The crux of the problem is found in the reason for any proposed carry-back to 1935, whether it be done by making adjustments in closing entries for the year 1935, as here, or by filing amended income tax returns, or otherwise. In all cases relating to customer refunds which are occasioned by the decision that the A. A. A. taxes were invalid, there is a crucial date, January 6, 1936. In every case where a taxpayer’s year for reporting income ended prior to January 6,1936, the situation must be the same as in this case. Here, the taxpayer’s liability to make customer refunds under its “Charlotte Agreements” was contingent as to liability and uncertain as to amount until January 6,1936. When the A. A. A. taxes were held to be invalid in January 1936, petitioner’s liability to make the refunds became fixed; until then the liability was only contingent. The fact that the obligation to pay became “final and definite in amount” is the reason for the proposal to carry the deduction back to 1935. This is more than merely adjusting closing entries. The question here turns upon the above stated fact. Decision of the question can not be swayed one way or the other by another rule of law which requires that the total amounts received from sales of products in 1935 constituted gross income for 1935. North American Oil Consolidated v. Burnet, 286 U. S. 417; Moundridge Milling Co. v. Cream of Wheat Corporation, 105 Fed. (2d) 366. See the holding made by the Board of Tax Appeals in Security Flour Mills Co., supra, at page 679. The agreement which petitioner had with its customers is set forth below.

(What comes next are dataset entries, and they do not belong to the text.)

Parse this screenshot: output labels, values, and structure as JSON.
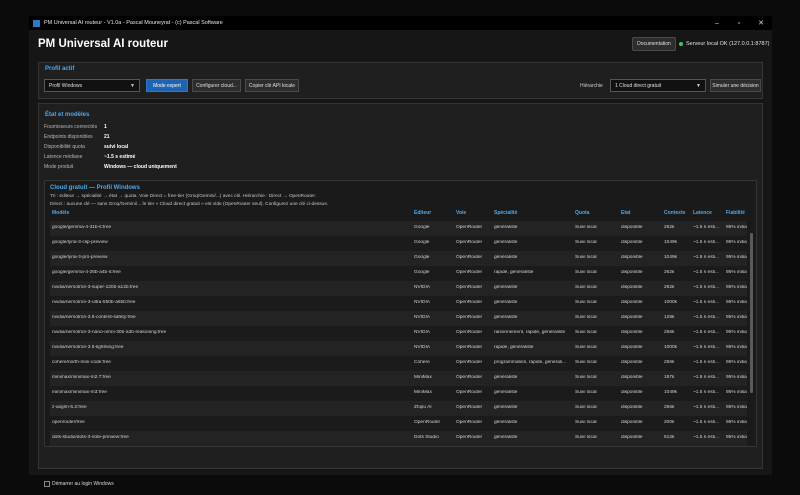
{
  "window": {
    "title": "PM Universal AI routeur - V1.0a - Pascal Mouneyrat - (c) Pascal Software"
  },
  "header": {
    "app_title": "PM Universal AI routeur",
    "doc_button": "Documentation",
    "server_status": "Serveur local OK (127.0.0.1:8787)",
    "status_color": "#3ec46d"
  },
  "profil": {
    "title": "Profil actif",
    "selected_profile": "Profil Windows",
    "mode_button": "Mode expert",
    "configure_button": "Configurer cloud...",
    "copy_button": "Copier clé API locale",
    "hierarchy_label": "Hiérarchie",
    "hierarchy_value": "1  Cloud direct gratuit",
    "simulate_button": "Simuler une décision"
  },
  "etat": {
    "title": "État et modèles",
    "stats": [
      {
        "label": "Fournisseurs connectés",
        "value": "1"
      },
      {
        "label": "Endpoints disponibles",
        "value": "21"
      },
      {
        "label": "Disponibilité quota",
        "value": "suivi local"
      },
      {
        "label": "Latence médiane",
        "value": "~1.5 s estimé"
      },
      {
        "label": "Mode produit",
        "value": "Windows — cloud uniquement"
      }
    ]
  },
  "cloud": {
    "title": "Cloud gratuit — Profil Windows",
    "desc_line1": "Tri : éditeur → spécialité → état → quota. Voie Direct = free-tier (Groq/Gemini/...) avec clé. Hiérarchie : Direct → OpenRouter.",
    "desc_line2": "Direct : aucune clé — sans Groq/Gemini/... le tier « Cloud direct gratuit » est vide (OpenRouter seul). Configurez une clé ci-dessus.",
    "columns": {
      "model": "Modèle",
      "editeur": "Éditeur",
      "voie": "Voie",
      "specialite": "Spécialité",
      "quota": "Quota",
      "etat": "État",
      "contexte": "Contexte",
      "latence": "Latence",
      "fiabilite": "Fiabilité"
    },
    "rows": [
      {
        "model": "google/gemma-4-31b-it:free",
        "editeur": "Google",
        "voie": "OpenRouter",
        "specialite": "généraliste",
        "quota": "Suivi local",
        "etat": "disponible",
        "contexte": "262k",
        "latence": "~1.5 s esti...",
        "fiabilite": "95% initial"
      },
      {
        "model": "google/lyria-3-clip-preview",
        "editeur": "Google",
        "voie": "OpenRouter",
        "specialite": "généraliste",
        "quota": "Suivi local",
        "etat": "disponible",
        "contexte": "1049k",
        "latence": "~1.5 s esti...",
        "fiabilite": "95% initial"
      },
      {
        "model": "google/lyria-3-pro-preview",
        "editeur": "Google",
        "voie": "OpenRouter",
        "specialite": "généraliste",
        "quota": "Suivi local",
        "etat": "disponible",
        "contexte": "1049k",
        "latence": "~1.5 s esti...",
        "fiabilite": "95% initial"
      },
      {
        "model": "google/gemma-4-26b-a4b-it:free",
        "editeur": "Google",
        "voie": "OpenRouter",
        "specialite": "rapide, généraliste",
        "quota": "Suivi local",
        "etat": "disponible",
        "contexte": "262k",
        "latence": "~1.5 s esti...",
        "fiabilite": "95% initial"
      },
      {
        "model": "nvidia/nemotron-3-super-120b-a12b:free",
        "editeur": "NVIDIA",
        "voie": "OpenRouter",
        "specialite": "généraliste",
        "quota": "Suivi local",
        "etat": "disponible",
        "contexte": "262k",
        "latence": "~1.5 s esti...",
        "fiabilite": "95% initial"
      },
      {
        "model": "nvidia/nemotron-3-ultra-550b-a55b:free",
        "editeur": "NVIDIA",
        "voie": "OpenRouter",
        "specialite": "généraliste",
        "quota": "Suivi local",
        "etat": "disponible",
        "contexte": "1000k",
        "latence": "~1.5 s esti...",
        "fiabilite": "95% initial"
      },
      {
        "model": "nvidia/nemotron-3.5-content-safety:free",
        "editeur": "NVIDIA",
        "voie": "OpenRouter",
        "specialite": "généraliste",
        "quota": "Suivi local",
        "etat": "disponible",
        "contexte": "128k",
        "latence": "~1.5 s esti...",
        "fiabilite": "95% initial"
      },
      {
        "model": "nvidia/nemotron-3-nano-omni-30b-a3b-reasoning:free",
        "editeur": "NVIDIA",
        "voie": "OpenRouter",
        "specialite": "raisonnement, rapide, généraliste",
        "quota": "Suivi local",
        "etat": "disponible",
        "contexte": "256k",
        "latence": "~1.5 s esti...",
        "fiabilite": "95% initial"
      },
      {
        "model": "nvidia/nemotron-3.5-lightning:free",
        "editeur": "NVIDIA",
        "voie": "OpenRouter",
        "specialite": "rapide, généraliste",
        "quota": "Suivi local",
        "etat": "disponible",
        "contexte": "1000k",
        "latence": "~1.5 s esti...",
        "fiabilite": "95% initial"
      },
      {
        "model": "cohere/north-mini-code:free",
        "editeur": "Cohere",
        "voie": "OpenRouter",
        "specialite": "programmation, rapide, générali...",
        "quota": "Suivi local",
        "etat": "disponible",
        "contexte": "256k",
        "latence": "~1.5 s esti...",
        "fiabilite": "95% initial"
      },
      {
        "model": "minimax/minimax-m2.7:free",
        "editeur": "MiniMax",
        "voie": "OpenRouter",
        "specialite": "généraliste",
        "quota": "Suivi local",
        "etat": "disponible",
        "contexte": "197k",
        "latence": "~1.5 s esti...",
        "fiabilite": "95% initial"
      },
      {
        "model": "minimax/minimax-m3:free",
        "editeur": "MiniMax",
        "voie": "OpenRouter",
        "specialite": "généraliste",
        "quota": "Suivi local",
        "etat": "disponible",
        "contexte": "1049k",
        "latence": "~1.5 s esti...",
        "fiabilite": "95% initial"
      },
      {
        "model": "z-ai/glm-5.2:free",
        "editeur": "Zhipu AI",
        "voie": "OpenRouter",
        "specialite": "généraliste",
        "quota": "Suivi local",
        "etat": "disponible",
        "contexte": "256k",
        "latence": "~1.5 s esti...",
        "fiabilite": "95% initial"
      },
      {
        "model": "openrouter/free",
        "editeur": "OpenRouter",
        "voie": "OpenRouter",
        "specialite": "généraliste",
        "quota": "Suivi local",
        "etat": "disponible",
        "contexte": "200k",
        "latence": "~1.5 s esti...",
        "fiabilite": "95% initial"
      },
      {
        "model": "dots-studio/dots-3-note-preview:free",
        "editeur": "Dots Studio",
        "voie": "OpenRouter",
        "specialite": "généraliste",
        "quota": "Suivi local",
        "etat": "disponible",
        "contexte": "512k",
        "latence": "~1.5 s esti...",
        "fiabilite": "95% initial"
      }
    ]
  },
  "footer": {
    "startup_label": "Démarrer au login Windows"
  },
  "colors": {
    "accent": "#4fa8e8",
    "primary_button": "#1f64b0"
  }
}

On December 31,1935, petitioner did not have any accrued liability on its books for customer refunds in any amount, as far as the stipulated facts show; and the fact is that it did not have any accruals on its books for the sum which is involved here, $84,865.65. Under its agreements, petitioner was to credit customers’ accounts with some amount for any tax which should be refunded to petitioner or which petitioner might not have to pay, by reason of invalidity of the A. A. A. taxes. It has been stipulated that petitioner “refunded” $84,865.65 to its customers in 1936, in January and February. Whether such “refund” was made by cash payments to customers, or by credits to their accounts on petitioner’s boobs, is not in the record. But, we make this point with reference to the problem of “clearly reflecting the income” of the taxpayer in any year. While it may seem severe to apply the rule of Security Flour MiUs to this case, the severity diminishes when consideration is given to the computations of income in a year after 1935, when credits to customers’ accounts or cash refunds will offset gross income of the year in which the credits or refunds are made. Furthermore, at the end of 1935 it was not even certain that petitioner would ever have to refund any amount to its customers representing taxes collected as part of the sales price on sales arising in 1935. For petitioner’s contracts with its customers provided for reimbursing the vendee only with respect to amounts representing processing taxes on goods sold within 120 days prior to the invalidation of the Agricultural Adjustment Act by the Supreme Court. If the decision of the Supreme Court in the Butler case invalidating the act had been rendered on June 6,1936, instead of January 6, 1936, petitioner not only would have had no obligation to pay the taxes to the Government, but also would have had no obligation under its contracts to repay any amount to its vendees on sales made in 1935. Hence, petitioner’s liability for paying out any amount on 1935 sales either to the Government as taxes or to its customers as refunds was uncertain and contingent on December 31, 1935.
We must take the view here that the question must be decided by the date of the final determination of petitioner’s obligation to make credits or refunds to customers, which is January 6, 1936. On that date the liability really accrued. Dixie Pine Products Co., supra. The petitioner’s liability to make credits or refunds to customers depended upon its liability to pay the A. A. A. taxes; and petitioner had to await the event of the Supreme Court litigation, and might claim a deduction on account of credits or refunds to customers only when and after its liability or nonliability for the A. A. A. taxes was determined.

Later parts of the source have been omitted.